Add support for incremental lexing

[dberlin]

Pull request coming to add support for incremental lexing.

It requires small changes to the existing runtime (but breaks no API's)

I've pasted the doc on how it works below as a starting point (it is stored at https://github.com/dberlin/antlr4ts/blob/incrementallexer/IncrementalLexing.md). It is a variation on Tim Wagner's algorithm described in his thesis. The main difference is that we don't compute or fixup lookback (which they use to optimize computation of the changed token set). Because the vast majority of programming language lexers (which is what my goal was) are only using 1-2 character lookahead, it is easier to just track what the max lookahead ever was in the input stream. In a world without zero length tokens, a max character lookahead of N means a max backwards dependency of N tokens (each 1 character). In a world with zero length tokens, it's N tokens + all zero length tokens until you hit N (IE they don't count against N). This is a hybrid between the two extremes the thesis presents (optimal computation of lookback vs fixed lookback). We could always add optimal lookback computation later, I have deliberately separated the change marking class from the IncrementalLexer class.

Incremental lexing

Basics

We'll start by explaining how incremental lexing works in a slightly simplified model, then extend it to all the things ANTLR does, and explain how we store the data.

Our simplified model of a lexer that we start with is that a lexer is a thing that looks at characters, and recognizes them into tokens. It produces a single token at a time. In our simplified model, we're gonna say they have states. In each state, they may do one of the following things:

• Accumulate the current character or
• Accept the current set of accumulated characters into a token. or
• Transition to a new state using any part of the input stream as part of the decision where to transition. or
• Issue an error

There is no other input to the lexer or state.

If you are familiar with DFA's, our state model can be be viewed as a DFA that is allowed to use any part of the input stream as part of the transition function.

An incremental lexer is one that only re-lexes tokens that could have changed given a set of edits to the input stream. Ideally, it performs the minimal set of re-lexing possible.

Let's start by talking about what can actually change our simplified lexer's mind about a token. If you look at the above simplified lexer, it should hopefully be fairly obvious that if you change the input stream, the only things that can be affected are the accumulation of characters and the state transitioning. The accumulation of characters is easy to handle - it is directly affected by a text change and all tokens in that text change must be relexed.
This leaves looking at the input stream as the main way the lexer may be affected that we need to handle.

To know what tokens might be affected by a change in the input stream, we therefore have to know where the lexer was looking.

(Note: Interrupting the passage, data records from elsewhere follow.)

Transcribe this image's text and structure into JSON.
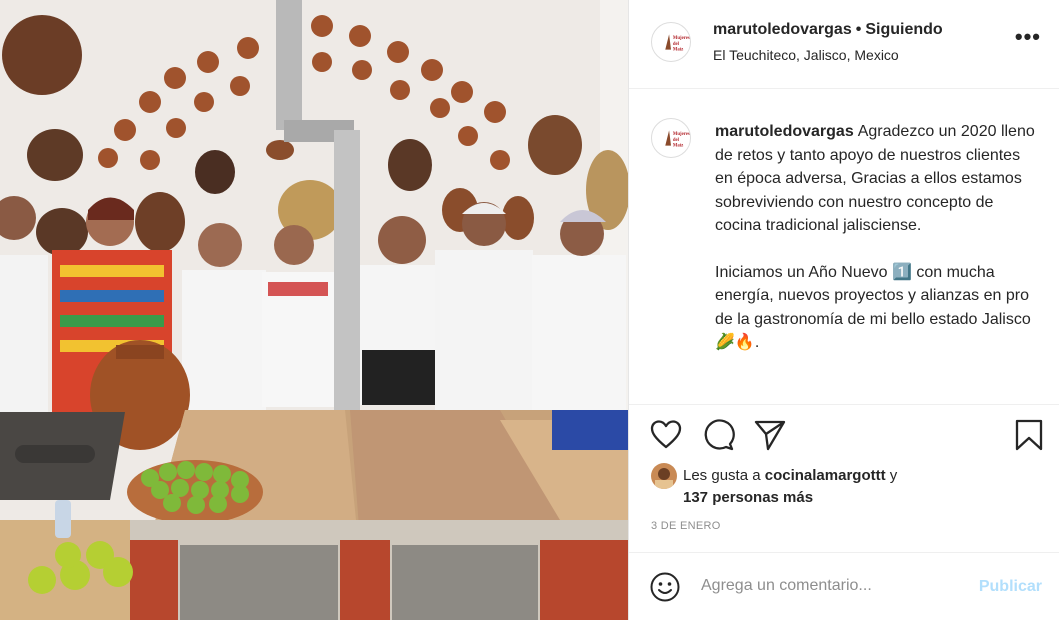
{
  "post": {
    "username": "marutoledovargas",
    "separator": "•",
    "follow_status": "Siguiendo",
    "location": "El Teuchiteco, Jalisco, Mexico",
    "more_label": "•••",
    "caption_part1": "Agradezco un 2020 lleno de retos y tanto apoyo de nuestros clientes en época adversa, Gracias a ellos estamos sobreviviendo con nuestro concepto de cocina tradicional jalisciense.",
    "caption_part2": "Iniciamos un Año Nuevo 1️⃣ con mucha energía, nuevos proyectos y alianzas en pro de la gastronomía de mi bello estado Jalisco 🌽🔥.",
    "likes_prefix": "Les gusta a ",
    "likes_user": "cocinalamargottt",
    "likes_and": " y",
    "likes_count": "137 personas más",
    "date": "3 DE ENERO",
    "comment_placeholder": "Agrega un comentario...",
    "publish_label": "Publicar"
  },
  "icons": {
    "like": "heart-icon",
    "comment": "comment-icon",
    "share": "send-icon",
    "save": "bookmark-icon",
    "emoji": "emoji-icon"
  },
  "colors": {
    "text": "#262626",
    "muted": "#8e8e8e",
    "publish_disabled": "#b2dffc",
    "divider": "#efefef"
  }
}
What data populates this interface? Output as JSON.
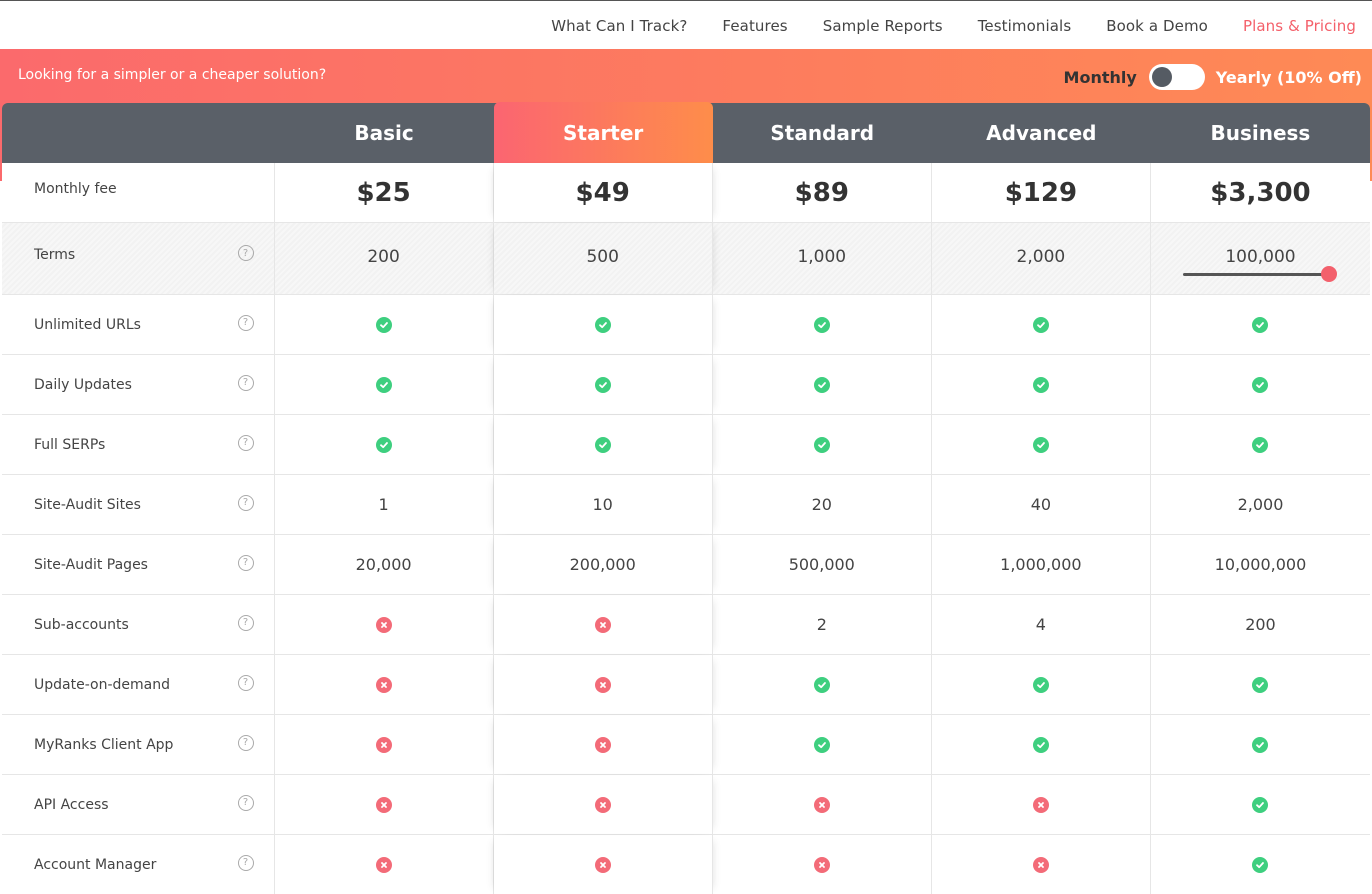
{
  "nav": {
    "links": [
      "What Can I Track?",
      "Features",
      "Sample Reports",
      "Testimonials",
      "Book a Demo",
      "Plans & Pricing"
    ],
    "active": "Plans & Pricing"
  },
  "banner": {
    "promo": "Looking for a simpler or a cheaper solution?",
    "toggle_monthly": "Monthly",
    "toggle_yearly": "Yearly (10% Off)",
    "billing_yearly_selected": false
  },
  "plans": [
    "Basic",
    "Starter",
    "Standard",
    "Advanced",
    "Business"
  ],
  "featured_plan": "Starter",
  "price_row": {
    "label": "Monthly fee",
    "values": [
      "$25",
      "$49",
      "$89",
      "$129",
      "$3,300"
    ]
  },
  "terms_row": {
    "label": "Terms",
    "values": [
      "200",
      "500",
      "1,000",
      "2,000",
      "100,000"
    ],
    "business_slider_level": 1.0
  },
  "features": [
    {
      "label": "Unlimited URLs",
      "values": [
        "ok",
        "ok",
        "ok",
        "ok",
        "ok"
      ]
    },
    {
      "label": "Daily Updates",
      "values": [
        "ok",
        "ok",
        "ok",
        "ok",
        "ok"
      ]
    },
    {
      "label": "Full SERPs",
      "values": [
        "ok",
        "ok",
        "ok",
        "ok",
        "ok"
      ]
    },
    {
      "label": "Site-Audit Sites",
      "values": [
        "1",
        "10",
        "20",
        "40",
        "2,000"
      ]
    },
    {
      "label": "Site-Audit Pages",
      "values": [
        "20,000",
        "200,000",
        "500,000",
        "1,000,000",
        "10,000,000"
      ]
    },
    {
      "label": "Sub-accounts",
      "values": [
        "no",
        "no",
        "2",
        "4",
        "200"
      ]
    },
    {
      "label": "Update-on-demand",
      "values": [
        "no",
        "no",
        "ok",
        "ok",
        "ok"
      ]
    },
    {
      "label": "MyRanks Client App",
      "values": [
        "no",
        "no",
        "ok",
        "ok",
        "ok"
      ]
    },
    {
      "label": "API Access",
      "values": [
        "no",
        "no",
        "no",
        "no",
        "ok"
      ]
    },
    {
      "label": "Account Manager",
      "values": [
        "no",
        "no",
        "no",
        "no",
        "ok"
      ]
    }
  ],
  "colors": {
    "accent": "#f4606a",
    "header_bg": "#5a6068",
    "check": "#3ecf7f",
    "cross": "#f36b78"
  }
}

If we do that, we can say "pleease re-lex any token between us and where the lexer looked".

This is in fact, exactly how the incremental lexer works.

Basic incremental lexing

The way this is implemented is to have an input stream that tracks how far lookahead went on each token. ANTLR has a standardized interface to looking ahead in input streams and creating token, and so for each token we track how far it looked ahead (or behind) and store it on each token. When an input stream changes, we re-lex tokens that looked into the changed area.

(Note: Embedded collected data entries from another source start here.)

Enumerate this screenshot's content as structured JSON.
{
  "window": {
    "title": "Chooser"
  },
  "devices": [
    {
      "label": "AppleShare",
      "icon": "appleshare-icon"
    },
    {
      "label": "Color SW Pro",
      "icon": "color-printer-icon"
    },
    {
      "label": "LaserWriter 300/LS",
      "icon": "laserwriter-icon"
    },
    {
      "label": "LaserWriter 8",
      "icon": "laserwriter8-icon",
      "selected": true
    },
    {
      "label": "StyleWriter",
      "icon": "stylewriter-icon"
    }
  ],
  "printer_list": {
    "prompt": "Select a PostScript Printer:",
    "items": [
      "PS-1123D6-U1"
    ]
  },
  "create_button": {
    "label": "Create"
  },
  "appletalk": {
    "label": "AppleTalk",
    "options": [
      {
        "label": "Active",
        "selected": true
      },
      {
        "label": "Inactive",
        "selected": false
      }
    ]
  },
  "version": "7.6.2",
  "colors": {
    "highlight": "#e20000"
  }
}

This actually covers the vast majority of what ANTLR's lexers can do. No matter whether the look ahead, behind, we will see where they looked and track it. It is technically possible to do discontiguous range lookahead tracking , but it turns out not to be worth it for any practical lexer. For real-world lexers, lookahead is normally continuous - they look at whether 'next character is "!"' and 'character after is "="' and 'character after that is "="', not just 'is the third character after us "="'. As such, we re-lex any tokens between the earliest token affected and the current one.

Practical simplification

The optimal algorithm (given in the reference below) for computing changes takes into account per-token lookahead, and only recomputes exactly the tokens necessary. For simplicity, we do not use this data at the moment. Instead, we also track the maximum lookahead overall used by the input stream. This is then used for all tokens ATM. For a given token that is directly changed, we mark all consecutive zero length tokens + N length 1+ tokens in each direction, where N is the max lookahead that was used in the stream. This is the maximal set of tokens that could have changed with N character lookahead, because that is the first token that could have looked into the space of characters of the changed token.

This avoids computation and fixup of earliest changed token information. Given that the vast majority of lexer grammars are max of either 1 or 2 character lookahead, it does not seem worth complex computation of changed data to save maybe a token worth of relex per change. Note that this is simply what is relexed. We properly hand optimal changed token information to the parser (IE relexed tokens that end up the same as the old token are not marked as changed for the parser).

Handling modes

While the ANTLR lexer is mostly stateless, ANTLR allows lexer modes. We handle these by storing and restoring the mode stack necessary to reprocess a given token. This could be made more efficient

Handling actions

Incremental lexers are fundamentally incompatible with actions that are stateful. Past that, actions are run as normal when a given token is re-lexed.

Outstanding issues

• We could make things a lot faster/easier in the case when we know we are using an incremental lexer and incremental parser from ANTLR together, or at least an IncrementalTokenStream reading from the lexer. The interface to the lexer used by normal token streams is calling nextToken, which is a waste of time because the lexer can easily know the set of tokens that might have changed (and so currently wastes time returning the unchanged tokens). In that case, we'd modify the IncrementalParser class to either call the incremental lexer , or create an IncrementalLexingTokenStream class to only reprocess changes instead of all tokens.

• If we rely on incremental parser driving incremental lexer, incremental parser can actually say what tokens are acceptable in a given place. We can also only relex tokens that can change a given rule, ignoring tokens that never have any affect.

References

Practical algorithms for incremental software development: https://www2.eecs.berkeley.edu/Pubs/TechRpts/1997/5885.html

[dberlin]

(Work can temporarily be tracked here: https://github.com/dberlin/antlr4ts/tree/incrementallexer I'll backport to java once done. Current estimate is a week or two at the most)

[dberlin]

(I got suddenly slammed at work and then just had another child, so this will be a while, sorry.)

The algorithm works , and the code works, the part that was unfinished was making it generate the token changes for the parser to consume. So it re-lexed all the right pieces, and generated a correct stream, but did not generate the changes vs the previous stream. (In a perfect world, this is a waste of time, but at least for a first pass, this is how it should operate)